As the Delaware Supreme Court noted in Delaware County Employees Retirement Fund v. Sanchez (2015 Del. LEXIS 472), pleading facts to support an inference of a non-disinterested director for purposes of demand futility is difficult.  However, because the allegations must be considered in the entire context and most favorably to the plaintiff under Rule 23.1, the Court of Chancery erred dismissing the complaint.

The case involved a transaction between a private company held by the family of defendant A.R. Sanchez, Jr. – Sanchez Resources, LLC (the “Private Company”), and a public company – Sanchez Energy Corporation (the “Public Company”), in which the Sanchez family constituted the largest stockholder.  The challenged transaction was a $78 million payment from the Public Company to the Private Company for (1) the buyout of private equity investor interests, (2) the acquisition of interests in certain Private Company properties, (3) the facilitation of the joint production of property, and (4) cash payment.  The Plaintiffs alleged the transaction resulted in gross overpayment and unfairly benefited the Private Company.

The Court of Chancery dismissed the complaint for failure to allege demand futility.  Plaintiffs appealed.  On appeal, the Parties agreed that two of the five directors were not disinterested – A.R. Sanchez, Jr., and his son A.R. Sanchez, III.  The remaining issue concerned the independence of director Alan Jackson, a longtime friend of A.R. Sanchez, Jr.

The complaint alleged two grounds for Jackson’s lack of independence: (1) the friendship of Jackson and A.R. Sanchez, Jr. which spanned five decades; and (2) the inference that Jackson’s personal wealth was largely attributable to A.R. Sanchez, Jr.  With respect to the first issue, other than the longtime friendship, the Plaintiffs only alleged a political campaign donation to Jackson from A.R. Sanchez, Jr.  With respect to the second issue, Plaintiffs alleged that IBC Insurance Agency, Ltd. (“IBC”), employed Jackson.  IBC also provided insurance services to both the Private and Public Company.  More importantly, IBC is a wholly owned subsidiary of International Bancshares Corporation, of which A.R. Sanchez is both the largest stockholder and a non-independent director, thus exercising significant influence over Jackson.  Finally, the complaint alleged that the $165,000 Jackson earned as a director of the Private Company constituted 30-40% of his income for that year.

The Supreme Court noted that the Chancery Court considered the Plaintiffs’ allegations separately.  However, the law requires that all pleaded facts be considered in their full context and that all inferences be drawn in the plaintiff’s favor (FRCP 23.1).  Defendants attempted to analogize the case to Beam v.
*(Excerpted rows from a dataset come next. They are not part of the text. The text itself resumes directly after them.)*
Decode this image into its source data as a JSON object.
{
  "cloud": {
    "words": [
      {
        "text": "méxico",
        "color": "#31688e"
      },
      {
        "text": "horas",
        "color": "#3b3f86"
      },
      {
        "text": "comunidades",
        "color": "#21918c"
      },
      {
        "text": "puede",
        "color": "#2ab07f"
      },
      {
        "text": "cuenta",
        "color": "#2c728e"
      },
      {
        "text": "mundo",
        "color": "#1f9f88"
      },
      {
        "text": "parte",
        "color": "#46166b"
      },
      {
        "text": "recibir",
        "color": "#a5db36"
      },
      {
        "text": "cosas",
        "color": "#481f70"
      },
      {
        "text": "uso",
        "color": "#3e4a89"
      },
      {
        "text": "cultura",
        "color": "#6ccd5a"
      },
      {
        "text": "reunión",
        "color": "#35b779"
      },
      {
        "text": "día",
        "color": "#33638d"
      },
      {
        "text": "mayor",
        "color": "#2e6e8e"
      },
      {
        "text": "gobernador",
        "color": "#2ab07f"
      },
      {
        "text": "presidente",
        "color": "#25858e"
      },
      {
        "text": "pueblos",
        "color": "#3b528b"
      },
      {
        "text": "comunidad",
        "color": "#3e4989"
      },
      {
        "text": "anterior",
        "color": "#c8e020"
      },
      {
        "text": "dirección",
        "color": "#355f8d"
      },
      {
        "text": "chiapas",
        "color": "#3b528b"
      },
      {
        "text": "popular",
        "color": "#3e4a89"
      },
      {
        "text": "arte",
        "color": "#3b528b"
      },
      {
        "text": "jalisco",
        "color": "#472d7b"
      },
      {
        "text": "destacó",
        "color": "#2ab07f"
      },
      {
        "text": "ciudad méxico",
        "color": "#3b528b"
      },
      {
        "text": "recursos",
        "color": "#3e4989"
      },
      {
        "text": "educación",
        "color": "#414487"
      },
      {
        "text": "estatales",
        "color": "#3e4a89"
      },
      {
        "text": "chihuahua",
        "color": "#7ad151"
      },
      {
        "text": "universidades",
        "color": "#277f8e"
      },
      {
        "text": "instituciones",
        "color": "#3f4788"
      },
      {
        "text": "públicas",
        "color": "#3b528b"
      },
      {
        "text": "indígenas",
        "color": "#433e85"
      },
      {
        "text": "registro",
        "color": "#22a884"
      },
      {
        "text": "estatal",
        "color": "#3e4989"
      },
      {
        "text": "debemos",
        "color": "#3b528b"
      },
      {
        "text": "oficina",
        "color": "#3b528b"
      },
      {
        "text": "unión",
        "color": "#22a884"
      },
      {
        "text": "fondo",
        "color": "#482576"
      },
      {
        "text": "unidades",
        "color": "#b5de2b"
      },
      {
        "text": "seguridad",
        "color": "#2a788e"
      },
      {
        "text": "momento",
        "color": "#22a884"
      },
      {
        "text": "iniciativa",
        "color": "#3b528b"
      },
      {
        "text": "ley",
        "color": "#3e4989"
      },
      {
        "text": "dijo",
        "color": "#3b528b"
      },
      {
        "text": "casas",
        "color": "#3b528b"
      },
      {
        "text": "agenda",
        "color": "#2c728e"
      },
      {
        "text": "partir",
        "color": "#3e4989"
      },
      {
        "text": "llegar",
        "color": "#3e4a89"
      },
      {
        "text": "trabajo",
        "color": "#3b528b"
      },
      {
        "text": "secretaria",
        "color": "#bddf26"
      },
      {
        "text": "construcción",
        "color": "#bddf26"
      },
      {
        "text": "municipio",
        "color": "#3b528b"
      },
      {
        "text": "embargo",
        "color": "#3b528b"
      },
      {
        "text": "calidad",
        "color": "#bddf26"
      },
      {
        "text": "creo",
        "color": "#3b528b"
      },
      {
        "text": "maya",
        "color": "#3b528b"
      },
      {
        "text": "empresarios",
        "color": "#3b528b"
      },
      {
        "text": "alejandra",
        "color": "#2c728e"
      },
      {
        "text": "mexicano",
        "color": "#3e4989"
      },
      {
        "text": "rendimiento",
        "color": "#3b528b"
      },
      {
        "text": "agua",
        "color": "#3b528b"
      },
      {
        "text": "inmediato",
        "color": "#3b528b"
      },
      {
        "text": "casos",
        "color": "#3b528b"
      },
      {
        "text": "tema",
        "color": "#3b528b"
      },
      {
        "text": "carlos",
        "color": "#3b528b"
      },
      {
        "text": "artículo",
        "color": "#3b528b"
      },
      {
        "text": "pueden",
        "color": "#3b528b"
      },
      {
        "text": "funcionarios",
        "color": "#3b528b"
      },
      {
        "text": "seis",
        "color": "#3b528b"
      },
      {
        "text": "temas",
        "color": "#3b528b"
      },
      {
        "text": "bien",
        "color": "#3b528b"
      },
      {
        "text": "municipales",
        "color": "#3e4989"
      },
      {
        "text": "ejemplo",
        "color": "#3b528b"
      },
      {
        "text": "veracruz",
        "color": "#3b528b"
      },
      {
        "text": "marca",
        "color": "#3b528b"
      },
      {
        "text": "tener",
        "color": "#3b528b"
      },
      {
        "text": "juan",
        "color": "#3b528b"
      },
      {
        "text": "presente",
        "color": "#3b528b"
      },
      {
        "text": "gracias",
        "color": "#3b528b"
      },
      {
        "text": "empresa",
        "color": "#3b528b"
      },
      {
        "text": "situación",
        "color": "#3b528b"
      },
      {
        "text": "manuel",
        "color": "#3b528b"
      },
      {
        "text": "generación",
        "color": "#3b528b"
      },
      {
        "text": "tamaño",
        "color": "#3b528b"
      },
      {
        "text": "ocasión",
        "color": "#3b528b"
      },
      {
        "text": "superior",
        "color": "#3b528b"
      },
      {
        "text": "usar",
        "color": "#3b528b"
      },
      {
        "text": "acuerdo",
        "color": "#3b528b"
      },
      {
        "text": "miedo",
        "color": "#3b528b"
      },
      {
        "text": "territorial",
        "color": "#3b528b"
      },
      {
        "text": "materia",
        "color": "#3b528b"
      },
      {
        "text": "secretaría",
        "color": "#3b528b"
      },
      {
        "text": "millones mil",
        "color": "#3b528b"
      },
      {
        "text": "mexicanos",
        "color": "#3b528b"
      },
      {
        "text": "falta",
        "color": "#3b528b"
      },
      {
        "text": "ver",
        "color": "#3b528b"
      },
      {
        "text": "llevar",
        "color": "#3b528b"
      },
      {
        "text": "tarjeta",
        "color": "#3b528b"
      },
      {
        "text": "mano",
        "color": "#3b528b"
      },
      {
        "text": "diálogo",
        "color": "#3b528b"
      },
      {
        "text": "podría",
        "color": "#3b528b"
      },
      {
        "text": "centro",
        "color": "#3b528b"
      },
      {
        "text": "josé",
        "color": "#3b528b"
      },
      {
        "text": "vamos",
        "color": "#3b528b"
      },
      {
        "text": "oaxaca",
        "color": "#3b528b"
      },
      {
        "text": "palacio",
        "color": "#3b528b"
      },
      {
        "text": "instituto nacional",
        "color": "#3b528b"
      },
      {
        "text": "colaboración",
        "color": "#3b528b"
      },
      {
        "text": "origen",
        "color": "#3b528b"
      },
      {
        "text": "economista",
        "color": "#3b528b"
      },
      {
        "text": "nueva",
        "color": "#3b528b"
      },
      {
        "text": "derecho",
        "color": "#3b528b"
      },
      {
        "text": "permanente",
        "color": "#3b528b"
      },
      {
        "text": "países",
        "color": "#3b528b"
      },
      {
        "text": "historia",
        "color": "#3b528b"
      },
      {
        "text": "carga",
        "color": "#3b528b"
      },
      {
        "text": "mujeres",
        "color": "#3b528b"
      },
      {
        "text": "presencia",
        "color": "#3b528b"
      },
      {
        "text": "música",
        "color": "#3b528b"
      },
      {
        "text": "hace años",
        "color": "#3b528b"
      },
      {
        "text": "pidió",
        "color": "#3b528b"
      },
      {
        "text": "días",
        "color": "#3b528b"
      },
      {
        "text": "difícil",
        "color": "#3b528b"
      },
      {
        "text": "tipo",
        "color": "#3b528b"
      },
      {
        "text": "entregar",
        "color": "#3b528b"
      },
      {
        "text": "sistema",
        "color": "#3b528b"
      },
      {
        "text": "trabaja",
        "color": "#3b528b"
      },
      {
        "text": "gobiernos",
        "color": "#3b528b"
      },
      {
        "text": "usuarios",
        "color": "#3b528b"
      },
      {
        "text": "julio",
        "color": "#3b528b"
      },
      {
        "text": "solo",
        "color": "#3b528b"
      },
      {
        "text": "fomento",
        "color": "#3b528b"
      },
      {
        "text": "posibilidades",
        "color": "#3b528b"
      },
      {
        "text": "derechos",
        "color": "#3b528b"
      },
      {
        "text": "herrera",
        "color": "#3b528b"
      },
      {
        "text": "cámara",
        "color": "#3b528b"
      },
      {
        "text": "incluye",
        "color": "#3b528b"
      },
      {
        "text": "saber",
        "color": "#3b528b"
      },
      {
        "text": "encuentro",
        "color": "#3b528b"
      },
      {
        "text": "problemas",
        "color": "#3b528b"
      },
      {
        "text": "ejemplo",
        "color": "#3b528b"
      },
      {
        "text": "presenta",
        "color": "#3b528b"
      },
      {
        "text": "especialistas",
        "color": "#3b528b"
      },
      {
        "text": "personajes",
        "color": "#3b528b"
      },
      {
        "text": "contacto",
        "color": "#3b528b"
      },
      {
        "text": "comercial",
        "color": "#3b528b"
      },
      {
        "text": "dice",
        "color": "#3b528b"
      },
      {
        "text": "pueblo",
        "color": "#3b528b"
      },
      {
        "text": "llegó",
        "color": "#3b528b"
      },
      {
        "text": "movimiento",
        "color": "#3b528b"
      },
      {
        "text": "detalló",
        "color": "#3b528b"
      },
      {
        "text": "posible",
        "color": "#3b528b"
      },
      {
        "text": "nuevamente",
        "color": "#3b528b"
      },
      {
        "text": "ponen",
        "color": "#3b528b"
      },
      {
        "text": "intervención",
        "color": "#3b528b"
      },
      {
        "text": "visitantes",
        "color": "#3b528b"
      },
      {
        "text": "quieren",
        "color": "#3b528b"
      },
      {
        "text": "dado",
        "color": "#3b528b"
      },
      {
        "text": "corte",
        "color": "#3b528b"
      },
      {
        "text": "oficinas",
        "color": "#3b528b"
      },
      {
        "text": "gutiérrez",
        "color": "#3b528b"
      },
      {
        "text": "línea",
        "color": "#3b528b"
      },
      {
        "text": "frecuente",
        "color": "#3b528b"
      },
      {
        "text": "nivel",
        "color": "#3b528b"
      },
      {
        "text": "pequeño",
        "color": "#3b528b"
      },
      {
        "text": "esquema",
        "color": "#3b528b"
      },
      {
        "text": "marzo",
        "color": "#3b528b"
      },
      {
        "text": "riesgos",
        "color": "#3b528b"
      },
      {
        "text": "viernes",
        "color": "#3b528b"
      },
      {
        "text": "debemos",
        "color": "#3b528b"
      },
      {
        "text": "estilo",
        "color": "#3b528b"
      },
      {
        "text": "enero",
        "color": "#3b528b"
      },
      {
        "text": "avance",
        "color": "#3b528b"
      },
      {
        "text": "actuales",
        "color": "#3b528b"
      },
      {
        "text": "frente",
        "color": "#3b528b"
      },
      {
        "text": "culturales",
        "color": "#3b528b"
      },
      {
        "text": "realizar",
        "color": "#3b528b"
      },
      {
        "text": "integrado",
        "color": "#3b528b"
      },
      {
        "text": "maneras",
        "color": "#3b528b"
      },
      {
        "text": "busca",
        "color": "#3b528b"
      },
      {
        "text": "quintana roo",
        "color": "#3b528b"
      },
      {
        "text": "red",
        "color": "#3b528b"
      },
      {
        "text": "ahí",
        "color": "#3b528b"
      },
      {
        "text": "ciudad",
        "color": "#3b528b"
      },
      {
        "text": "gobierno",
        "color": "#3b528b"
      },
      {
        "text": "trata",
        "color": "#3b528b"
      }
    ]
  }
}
Stewart (845 A.2d 1040), but the Court distinguished the general social circle-friendship described in Beam from the long-lasting friendship here, coupled with the additional allegations relating to Jackson’s financial interest.

Under the controlling test in Aronson v. Lewis (473 A.2d 805), the facts considered in Plaintiffs’ favor, raised doubt to Jackson’s independence.  The Court reversed dismissal and remanded for further proceedings.